Merritt H. Starkweather (1891–1972) was a Tucson, Arizona, architect and civic leader. A native of Oshkosh, Wisconsin, after visiting the 1915 Panama–California Exposition, he moved to Tucson and began working in an elegantly simplified Spanish Colonial Revival Style architecture. Several of his works are listed for their architecture on the National Register of Historic Places.

==Life and work==

Starkweather buildings reflect a sophisticated understanding of the Art Deco movement – both the Starweather Home on Adams Street and in El Encanto Estates are examples of Pueblo Deco Style. Perhaps his most significant building is the Arizona Inn: a series of lush courtyards and pink plastered buildings commissioned by Isabella Greenway.

Starkweather was a founder of the Tucson Rodeo. In 1937, he founded the Arizona chapter of the American Institute of Architects and in 1968 was named an AIA Fellow.

He founded the Tucson Blueprint Company before World War I.

Starkweather married Otilia Jettinghoff (Lily) on August 6, 1921 and died in 1972 in Tucson.

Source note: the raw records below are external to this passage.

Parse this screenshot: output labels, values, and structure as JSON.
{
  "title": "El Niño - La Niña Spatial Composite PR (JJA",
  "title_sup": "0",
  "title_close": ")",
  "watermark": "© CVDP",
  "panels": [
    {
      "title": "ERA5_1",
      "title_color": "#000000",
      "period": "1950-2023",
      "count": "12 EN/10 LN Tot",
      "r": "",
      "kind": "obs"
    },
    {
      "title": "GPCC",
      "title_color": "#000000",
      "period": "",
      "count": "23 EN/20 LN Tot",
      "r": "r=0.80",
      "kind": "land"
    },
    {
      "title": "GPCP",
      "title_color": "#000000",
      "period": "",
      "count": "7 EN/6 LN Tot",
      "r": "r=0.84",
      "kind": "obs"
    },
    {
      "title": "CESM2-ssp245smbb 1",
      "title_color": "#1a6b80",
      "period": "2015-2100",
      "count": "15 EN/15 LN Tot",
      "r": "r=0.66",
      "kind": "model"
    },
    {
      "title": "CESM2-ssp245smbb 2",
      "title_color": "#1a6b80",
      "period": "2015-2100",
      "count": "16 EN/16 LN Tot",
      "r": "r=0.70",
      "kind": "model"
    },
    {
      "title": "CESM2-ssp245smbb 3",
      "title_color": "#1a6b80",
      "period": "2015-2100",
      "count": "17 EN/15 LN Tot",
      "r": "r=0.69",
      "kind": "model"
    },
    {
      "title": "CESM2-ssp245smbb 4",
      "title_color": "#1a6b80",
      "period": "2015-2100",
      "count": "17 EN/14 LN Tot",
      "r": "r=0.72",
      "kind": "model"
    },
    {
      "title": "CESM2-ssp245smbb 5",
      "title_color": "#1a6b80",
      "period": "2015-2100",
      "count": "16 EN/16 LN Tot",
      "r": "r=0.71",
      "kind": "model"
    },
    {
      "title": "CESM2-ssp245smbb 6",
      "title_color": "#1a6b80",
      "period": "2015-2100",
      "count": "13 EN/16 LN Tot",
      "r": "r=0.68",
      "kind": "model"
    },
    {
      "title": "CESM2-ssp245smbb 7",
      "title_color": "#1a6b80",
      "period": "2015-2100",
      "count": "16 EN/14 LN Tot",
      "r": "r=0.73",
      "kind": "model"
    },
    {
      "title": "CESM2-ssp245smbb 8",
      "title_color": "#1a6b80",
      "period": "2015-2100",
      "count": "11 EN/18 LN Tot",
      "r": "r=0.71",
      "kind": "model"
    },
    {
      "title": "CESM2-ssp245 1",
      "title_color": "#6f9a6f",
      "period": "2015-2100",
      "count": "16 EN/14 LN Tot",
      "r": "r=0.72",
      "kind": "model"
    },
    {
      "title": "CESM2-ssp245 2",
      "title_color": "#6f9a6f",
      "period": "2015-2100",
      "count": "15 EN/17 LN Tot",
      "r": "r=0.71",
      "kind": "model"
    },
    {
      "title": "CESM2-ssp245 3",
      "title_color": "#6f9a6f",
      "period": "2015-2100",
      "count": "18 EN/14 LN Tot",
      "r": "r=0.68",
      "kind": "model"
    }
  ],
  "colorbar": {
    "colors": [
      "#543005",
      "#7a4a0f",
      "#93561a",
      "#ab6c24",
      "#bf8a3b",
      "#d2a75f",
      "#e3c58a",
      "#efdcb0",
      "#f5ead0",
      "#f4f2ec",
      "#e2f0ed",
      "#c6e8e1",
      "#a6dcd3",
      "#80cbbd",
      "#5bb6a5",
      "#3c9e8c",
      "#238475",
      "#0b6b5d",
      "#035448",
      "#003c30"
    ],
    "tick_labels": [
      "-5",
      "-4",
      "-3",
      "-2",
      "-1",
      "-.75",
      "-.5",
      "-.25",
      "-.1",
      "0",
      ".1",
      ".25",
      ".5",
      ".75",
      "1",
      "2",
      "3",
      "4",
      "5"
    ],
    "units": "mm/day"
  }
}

==Major Tucson buildings==
- Carrillo School
- D.C. Doolen Junior High School
- Drachman School
- St. John's School
- Tucson High School Stadium
- Ignacio Bonillas School
- Tucson City Shops
- Marshall Stores in University Square
- City fire stations
- Arizona Inn, NRHP-listed
- American Legion Club
- Frontier Village Buildings
- St. Mary's Addition and Sister's Home
- St. Joseph Academy
- Grandstand and bucking chutes at Tucson's Rodeo Grounds
- South Lawn Crematorium
- McClellan Stores
- Hal Burns Flower Shop
- Consumers Market on South 6th Avenue
- Myerson's Store Building on Congress and Church
- Masonic Temple Addition
- M.H. Starkweather stores, 6th and Tucson Blvd.
- Multiple residences in El Encanto Estates
- One or more works in Indian House Community Residential Historic District, roughly bounded by 5th St., E. Wash, Kane Estates, and Sahura St. Tucson, AZ, NRHP-listed

==Other major projects==
- Woman's Club, Safford, Arizona, NRHP-listed
- School at Pima Arizona
- Elk's Lodge, Nogales, Arizona
- Amerind Foundation, Dragoon, Arizona – home, servants' quarters, museums.
- Casa Grande Hospital, 1951

==Sources==
- Arizona Historical Society, unpublished biographical sketch.
- Nequette, Anne M. and Jeffery, R. Brooks. A Guide to Tucson Architecture. University of Arizona Press 2002.